Reviewed by Lexie CornerMay 30 2025
In a recent development in sustainable construction, Japanese researchers have created a cement-free soil solidifier using industrial waste. The findings were published in the Cleaner Engineering and Technology journal on May 1, 2025.
The team used Siding Cut Powder (SCP) and Earth Silica (ES)—an alkaline stimulant derived from recycled glass—to produce a material with compressive strength above 160 kN/m². The solidifier also includes calcium hydroxide for arsenic stabilization.
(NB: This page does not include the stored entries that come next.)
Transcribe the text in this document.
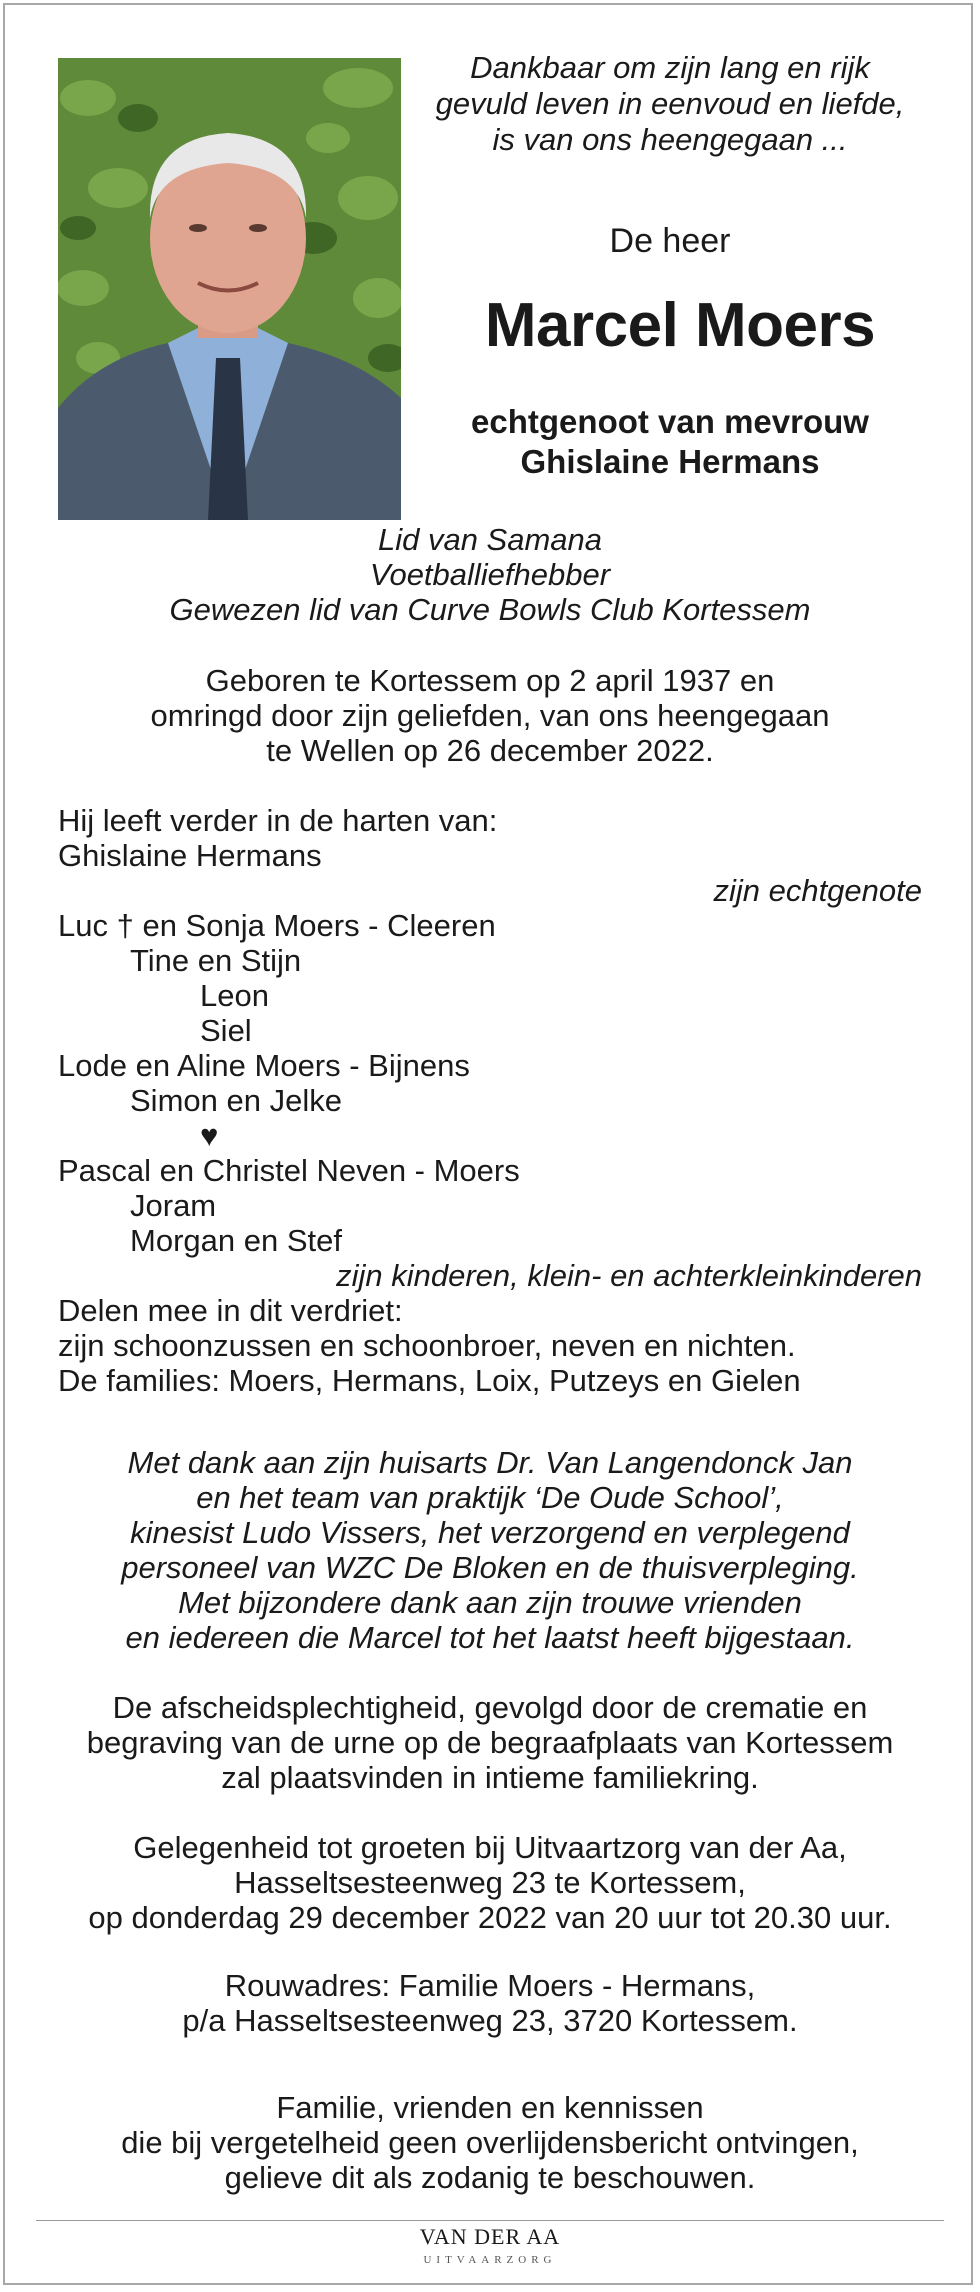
Dankbaar om zijn lang en rijk
gevuld leven in eenvoud en liefde,
is van ons heengegaan ...
De heer
Marcel Moers
echtgenoot van mevrouw
Ghislaine Hermans
Lid van Samana
Voetballiefhebber
Gewezen lid van Curve Bowls Club Kortessem
Geboren te Kortessem op 2 april 1937 en
omringd door zijn geliefden, van ons heengegaan
te Wellen op 26 december 2022.
Hij leeft verder in de harten van:
Ghislaine Hermans
zijn echtgenote
Luc † en Sonja Moers - Cleeren
Tine en Stijn
Leon
Siel
Lode en Aline Moers - Bijnens
Simon en Jelke
♥
Pascal en Christel Neven - Moers
Joram
Morgan en Stef
zijn kinderen, klein- en achterkleinkinderen
Delen mee in dit verdriet:
zijn schoonzussen en schoonbroer, neven en nichten.
De families: Moers, Hermans, Loix, Putzeys en Gielen
Met dank aan zijn huisarts Dr. Van Langendonck Jan
en het team van praktijk ‘De Oude School’,
kinesist Ludo Vissers, het verzorgend en verplegend
personeel van WZC De Bloken en de thuisverpleging.
Met bijzondere dank aan zijn trouwe vrienden
en iedereen die Marcel tot het laatst heeft bijgestaan.
De afscheidsplechtigheid, gevolgd door de crematie en
begraving van de urne op de begraafplaats van Kortessem
zal plaatsvinden in intieme familiekring.
Gelegenheid tot groeten bij Uitvaartzorg van der Aa,
Hasseltsesteenweg 23 te Kortessem,
op donderdag 29 december 2022 van 20 uur tot 20.30 uur.
Rouwadres: Familie Moers - Hermans,
p/a Hasseltsesteenweg 23, 3720 Kortessem.
Familie, vrienden en kennissen
die bij vergetelheid geen overlijdensbericht ontvingen,
gelieve dit als zodanig te beschouwen.
VAN DER AA
UITVAARZORG
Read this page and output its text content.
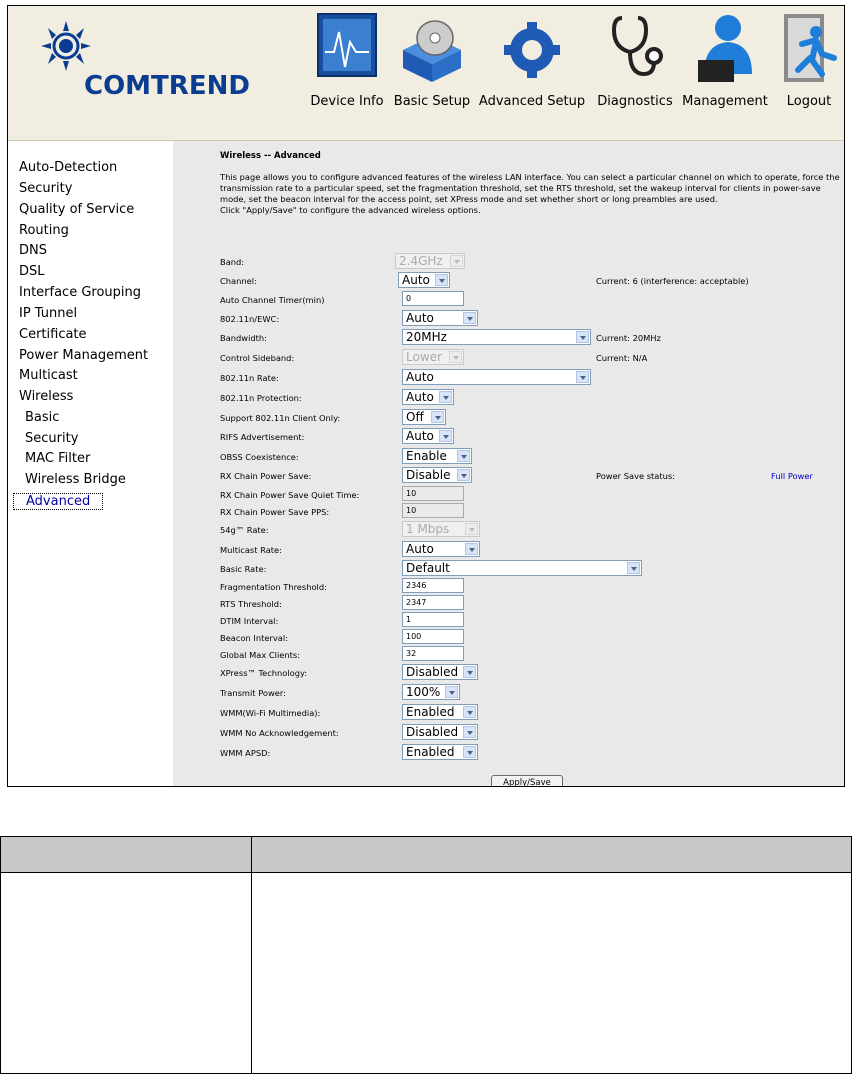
COMTREND
Device Info Basic Setup Advanced Setup Diagnostics Management	Logout
Auto-Detection
Security
Quality of Service
Routing
DNS
DSL
Interface Grouping
IP Tunnel
Certificate
Power Management
Multicast
Wireless
Basic
Security
MAC Filter
Wireless Bridge
Advanced
Wireless -- Advanced
This page allows you to configure advanced features of the wireless LAN interface. You can select a particular channel on which to operate, force the transmission rate to a particular speed, set the fragmentation threshold, set the RTS threshold, set the wakeup interval for clients in power-save mode, set the beacon interval for the access point, set XPress mode and set whether short or long preambles are used.
Click "Apply/Save" to configure the advanced wireless options.
Band:	2.4GHz
Channel:	Auto	Current: 6 (interference: acceptable)
Auto Channel Timer(min)	0
802.11n/EWC:	Auto
Bandwidth:	20MHz	Current: 20MHz
Control Sideband:	Lower	Current: N/A
802.11n Rate:	Auto
802.11n Protection:	Auto
Support 802.11n Client Only:	Off
RIFS Advertisement:	Auto
OBSS Coexistence:	Enable
RX Chain Power Save:	Disable	Power Save status:	Full Power
RX Chain Power Save Quiet Time:	10
RX Chain Power Save PPS:	10
54g™ Rate:	1 Mbps
Multicast Rate:	Auto
Basic Rate:	Default
Fragmentation Threshold:	2346
RTS Threshold:	2347
DTIM Interval:	1
Beacon Interval:	100
Global Max Clients:	32
XPress™ Technology:	Disabled
Transmit Power:	100%
WMM(Wi-Fi Multimedia):	Enabled
WMM No Acknowledgement:	Disabled
WMM APSD:	Enabled
Apply/Save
This approach aims to reduce landfill waste and carbon emissions by offering a more sustainable option for infrastructure projects.
Alkaline stimulant, also referred to as Earth Silica, when combined in calculated proportions with Siding Cut Powder, significantly improves soil compressive strength, exceeding the construction-grade threshold of 160 kN/m2. Image Credit: Professor Shinya Inazumi from SIT, Japan
As urbanization increases, construction activity places growing pressure on natural resources and the environment. Ordinary Portland Cement remains the most widely used soil solidifier, despite its substantial carbon footprint.
Meanwhile, construction waste continues to accumulate in landfills. Reducing the environmental impact of cement use and improving industrial waste management are key concerns.
To address these issues, scientists from Japan, led by Professor Shinya Inazumi of the College of Engineering at Shibaura Institute of Technology (SIT), developed a geopolymer-based soil solidifier using SCP, a byproduct of construction waste, and ES from recycled glass.
This method offers a potential alternative to cement-based solidifiers and reuses waste materials in construction. The SCP-ES combination produces a geopolymer solidifier that meets soil compressive strength requirements for construction, exceeding 160 kN/m².
Thermal treatment of SCP at 110 and 200 °C was essential in improving its reactivity and reducing the amount of material needed without compromising performance.
This research represents a significant breakthrough in sustainable construction materials. By using two industrial waste products, we developed a soil solidifier that not only meets industry standards but also helps address the dual challenges of construction waste and carbon emissions.
Shinya Inazumi, Professor, Shibaura Institute of Technology
The study addressed environmental safety concerns, particularly the potential for arsenic leaching linked to the recycled glass content in Earth Silica. Researchers incorporated calcium hydroxide into the mixture to stabilize arsenic and reduce leaching risks.
Inazumi added, “Sustainability cannot come at the expense of environmental safety. Most importantly, we identified and solved a potential environmental concern: when arsenic leaching was detected in initial formulations, we demonstrated that incorporating calcium hydroxide effectively mitigated this issue through the formation of stable calcium arsenate compounds, ensuring full environmental compliance.”
This solution offers several practical applications relevant to real-world construction needs.
“In urban infrastructure development, our technology can stabilize weak soils beneath roads, buildings, and bridges without relying on carbon-intensive Portland cement. This is particularly valuable in areas with problematic clay soils where conventional stabilization methods are costly and environmentally burdensome,” Inazumi added.
Disaster-prone areas could benefit from the rapid soil stabilization enabled by these materials, which exhibit favorable workability and setting times suitable for emergency response scenarios. In addition, rural infrastructure projects in developing countries could use the materials to produce stabilized soil blocks for construction, offering a lower-carbon alternative to burnt bricks or conventional concrete.
The potential applications span multiple sectors. In the building industry, which faces growing pressure to reduce emissions, the geopolymer solidifier presents an option with a lower carbon footprint than conventional methods. Its demonstrated resistance to sulfate attack, chloride ingress, and freeze-thaw cycles also makes it suitable for use in demanding geotechnical environments.
By reducing the need for Portland cement, this approach supports efforts to meet green building standards and carbon reduction targets. It may also help developers qualify for environmental incentives in countries with carbon pricing policies, improving its overall economic viability.
Professor Inazui emphasized the broader objective behind his work: “By developing a geopolymer solidifier from readily available waste streams, we are not only offering a sustainable engineering solution but redefining how we value industrial byproducts in a resource-constrained world.”
These findings suggest a potential shift in sustainable construction practices. They offer a way to repurpose large volumes of construction waste while reducing the carbon emissions linked to cement production, which currently contributes approximately 7–8 % of global CO₂ emissions.
As infrastructure demand continues to grow, the development of alternative technologies will play an important role in supporting more resource-efficient and environmentally conscious construction methods.
Journal Reference:
Inazumi, S., et al. (2025). Development of environmentally sustainable geopolymer-based soil solidifiers using waste siding and glass powders. Cleaner Engineering and Technology. doi.org/10.1016/j.clet.2025.100976.